Mrs. Dalloway is the latest release from Ingrid Paulson’s Gladstone Press, which also published The Age of Innocence, a book I read over Christmas and turned me into a full-fledged Gladstone Press enthusiast. And when I heard that Mrs. Dalloway would be the first of their 2019 releases, I was ecstatic, because I love this book. a book I’ve returned to several times since I first learned to read Virginia Woolf (for me, it was not instinctual) twenty years ago when I was an undergraduate. It’s funny, because while I like to read in a stream of literary consciousness, the act of actually reading stream-of-consciousness is not my ideal. Because it’s hard and you have to pay attention and nothing’s fastened you to the plot so you have to do all that work yourself.
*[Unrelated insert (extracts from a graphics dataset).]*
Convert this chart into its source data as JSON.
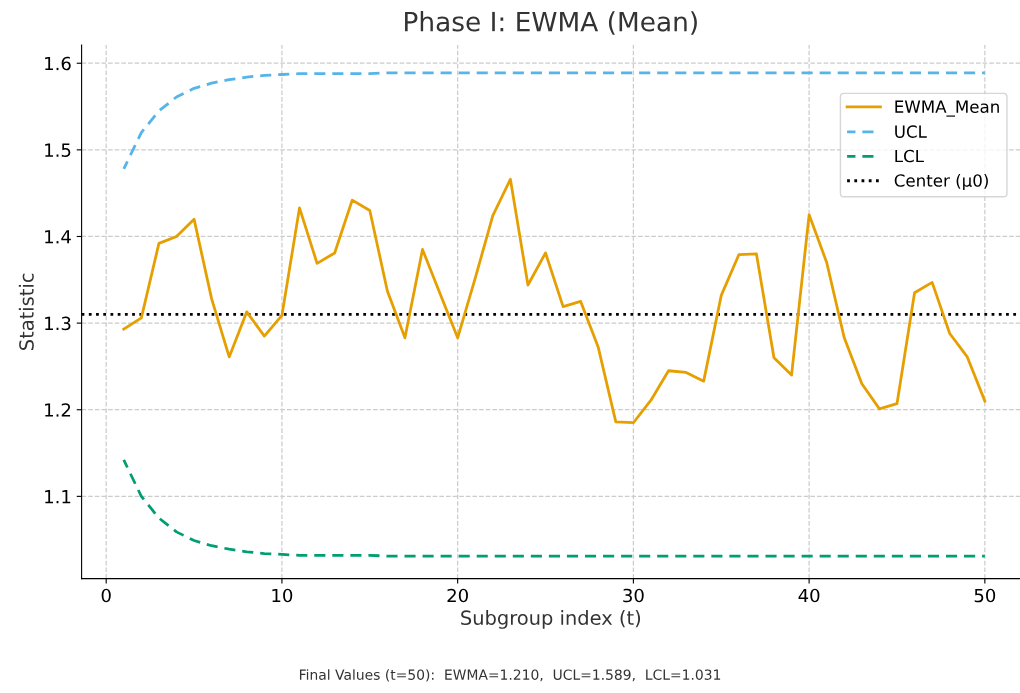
{
  "chart_data": {
    "type": "line",
    "title": "Phase I: EWMA (Mean)",
    "xlabel": "Subgroup index (t)",
    "ylabel": "Statistic",
    "x": [
      1,
      2,
      3,
      4,
      5,
      6,
      7,
      8,
      9,
      10,
      11,
      12,
      13,
      14,
      15,
      16,
      17,
      18,
      19,
      20,
      21,
      22,
      23,
      24,
      25,
      26,
      27,
      28,
      29,
      30,
      31,
      32,
      33,
      34,
      35,
      36,
      37,
      38,
      39,
      40,
      41,
      42,
      43,
      44,
      45,
      46,
      47,
      48,
      49,
      50
    ],
    "series": [
      {
        "name": "EWMA_Mean",
        "color": "#e69f00",
        "line_style": "solid",
        "values": [
          1.293,
          1.306,
          1.392,
          1.4,
          1.42,
          1.328,
          1.261,
          1.313,
          1.285,
          1.309,
          1.433,
          1.369,
          1.381,
          1.442,
          1.43,
          1.337,
          1.283,
          1.385,
          1.334,
          1.283,
          1.352,
          1.424,
          1.466,
          1.344,
          1.381,
          1.319,
          1.325,
          1.272,
          1.186,
          1.185,
          1.211,
          1.245,
          1.243,
          1.233,
          1.332,
          1.379,
          1.38,
          1.26,
          1.24,
          1.425,
          1.37,
          1.283,
          1.23,
          1.201,
          1.207,
          1.335,
          1.347,
          1.288,
          1.261,
          1.21
        ]
      },
      {
        "name": "UCL",
        "color": "#56b4e9",
        "line_style": "dashed",
        "values": [
          1.478,
          1.52,
          1.545,
          1.561,
          1.571,
          1.577,
          1.581,
          1.584,
          1.586,
          1.587,
          1.588,
          1.588,
          1.588,
          1.588,
          1.588,
          1.589,
          1.589,
          1.589,
          1.589,
          1.589,
          1.589,
          1.589,
          1.589,
          1.589,
          1.589,
          1.589,
          1.589,
          1.589,
          1.589,
          1.589,
          1.589,
          1.589,
          1.589,
          1.589,
          1.589,
          1.589,
          1.589,
          1.589,
          1.589,
          1.589,
          1.589,
          1.589,
          1.589,
          1.589,
          1.589,
          1.589,
          1.589,
          1.589,
          1.589,
          1.589
        ]
      },
      {
        "name": "LCL",
        "color": "#009e73",
        "line_style": "dashed",
        "values": [
          1.142,
          1.1,
          1.075,
          1.059,
          1.049,
          1.043,
          1.039,
          1.036,
          1.034,
          1.033,
          1.032,
          1.032,
          1.032,
          1.032,
          1.032,
          1.031,
          1.031,
          1.031,
          1.031,
          1.031,
          1.031,
          1.031,
          1.031,
          1.031,
          1.031,
          1.031,
          1.031,
          1.031,
          1.031,
          1.031,
          1.031,
          1.031,
          1.031,
          1.031,
          1.031,
          1.031,
          1.031,
          1.031,
          1.031,
          1.031,
          1.031,
          1.031,
          1.031,
          1.031,
          1.031,
          1.031,
          1.031,
          1.031,
          1.031,
          1.031
        ]
      }
    ],
    "ref_lines": [
      {
        "axis": "y",
        "value": 1.31,
        "label": "Center (μ0)",
        "color": "#000000",
        "line_style": "dotted"
      }
    ],
    "xlim": [
      -1.4,
      52.0
    ],
    "ylim": [
      1.005,
      1.621
    ],
    "xticks": [
      0,
      10,
      20,
      30,
      40,
      50
    ],
    "yticks": [
      1.1,
      1.2,
      1.3,
      1.4,
      1.5,
      1.6
    ],
    "grid": true,
    "legend": "top right",
    "marker": "none",
    "annotations": [
      "Final Values (t=50):  EWMA=1.210,  UCL=1.589,  LCL=1.031"
    ]
  }
}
But I can do it with Woolf, with Mrs. Dalloway. Not getting too caught up in the details, letting the atoms fall where they may. It takes practice, and confidence, and patience, but I find it so rewarding. And easier too in a book that’s brand-spanking new, with a map even (my second-hand Penguin paperback that had once belonged to someone called S. Hull, according to the title page, didn’t have that) so I could follow Mrs. Dalloway, and Septimus Smith, and Peter Walsh through the streets of London, through the hours of day in June, right up to the party. For which Mrs. Dalloway had bought the flowers herself.
Gladstone Press books are available for purchase via their website, and are also currently for sale at Type Books on Queen Street West in Toronto. And as for me, my walk with Mrs. Dalloway led next into a walk with Alicia Elliott in her extraordinary and now bestselling essay collection A Mind Spread Out On the Ground, and then to Anna Burns’ award-winning Milkman, which is another walking book. And I’ll keep you posted as to where my literary journeys take me next.